Résumé de la décision
La Cour d'appel de Paris a examiné l'appel interjeté par M. [I] [V], un ressortissant égyptien retenu au centre de rétention administrative de Mesnil Amelot, contre une ordonnance du juge des libertés et de la détention du tribunal judiciaire de Meaux. Cette ordonnance, rendue le 07 novembre 2022, avait prolongé la rétention de M. [V] pour une durée de trente jours. La cour a confirmé cette décision, considérant que les motifs avancés par le premier juge étaient pertinents et que les arguments de l'appelant ne démontraient pas d'irrégularité dans la procédure.
Arguments pertinents
1. Sur la régularité de la procédure : La cour a souligné que l'administration est tenue de tenir à jour un registre des personnes retenues et de fournir des informations sur leur placement. Cependant, elle a noté que M. [V] ne pouvait pas revendiquer une irrégularité liée à la saisine du juge administratif, car il n'avait pas saisi ce dernier avant son placement en rétention. La cour a ainsi rejeté l'argument selon lequel la notification de la saisine du juge administratif était une condition nécessaire à la prolongation de la rétention.

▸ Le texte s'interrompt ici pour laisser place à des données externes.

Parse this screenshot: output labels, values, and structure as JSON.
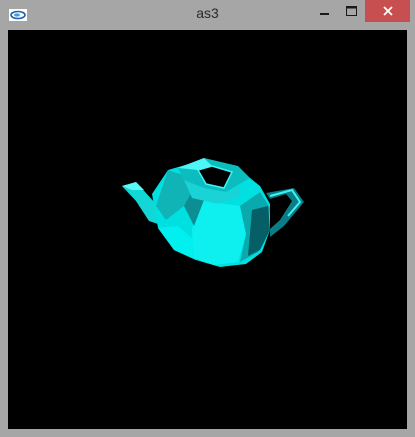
{
  "window": {
    "title": "as3",
    "icon": "opengl-app-icon",
    "controls": {
      "minimize": "minimize-icon",
      "maximize": "maximize-icon",
      "close": "close-icon"
    }
  },
  "scene": {
    "background": "#000000",
    "object": "teapot",
    "object_color": "#00e5e5"
  }
}
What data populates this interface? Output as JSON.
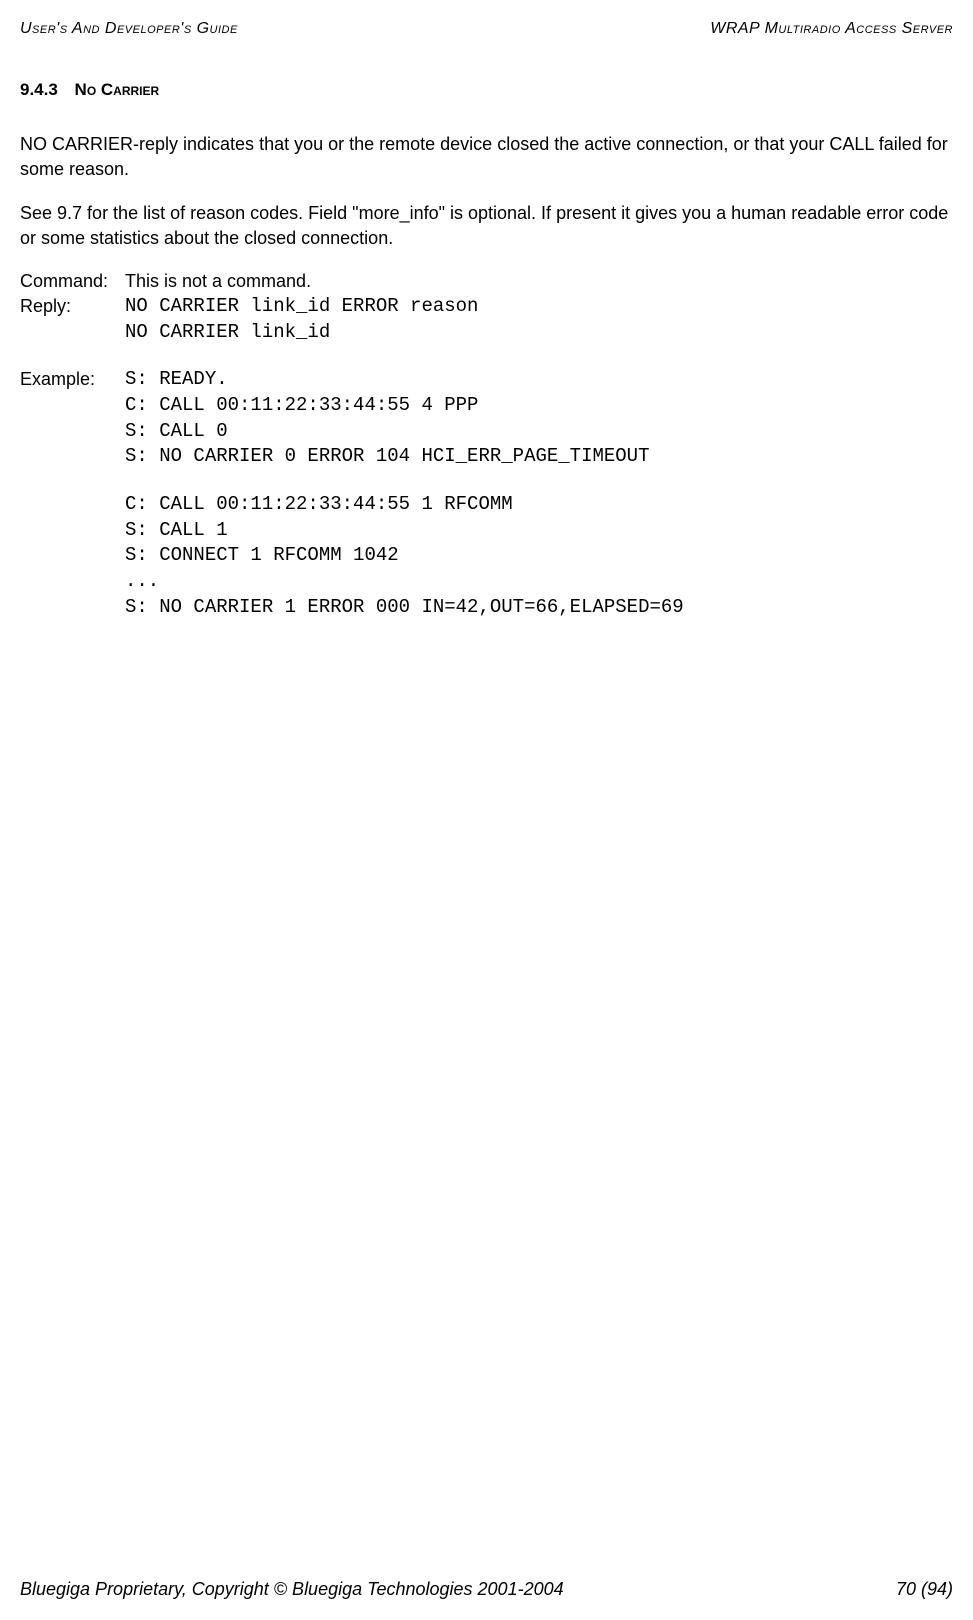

> "Il se déduit de ces dispositions que la saisine du juge administratif n'est pas au nombre des informations contrôlées par le juge des libertés et de la détention ni des pièces justificatives utiles devant être jointe à la requête en prolongation."
2. Sur la prolongation de la rétention : La cour a confirmé que le premier juge avait ordonné la prolongation de la rétention pour des motifs pertinents, sans que l'appelant ne démontre d'atteinte à ses droits.
> "Pour le reste, c'est par des motifs pertinents qu'il convient d'adopter que le premier juge a ordonné la prolongation de la rétention."
Interprétations et citations légales
1. Sur le registre des personnes retenues : L'article L.744-2 du Code de l'entrée et du séjour des étrangers et du droit d'asile impose à l'autorité administrative de tenir un registre des personnes retenues et de fournir des informations sur leur situation. La cour a interprété cet article comme ne nécessitant pas la mention de la saisine du juge administratif pour la prolongation de la rétention.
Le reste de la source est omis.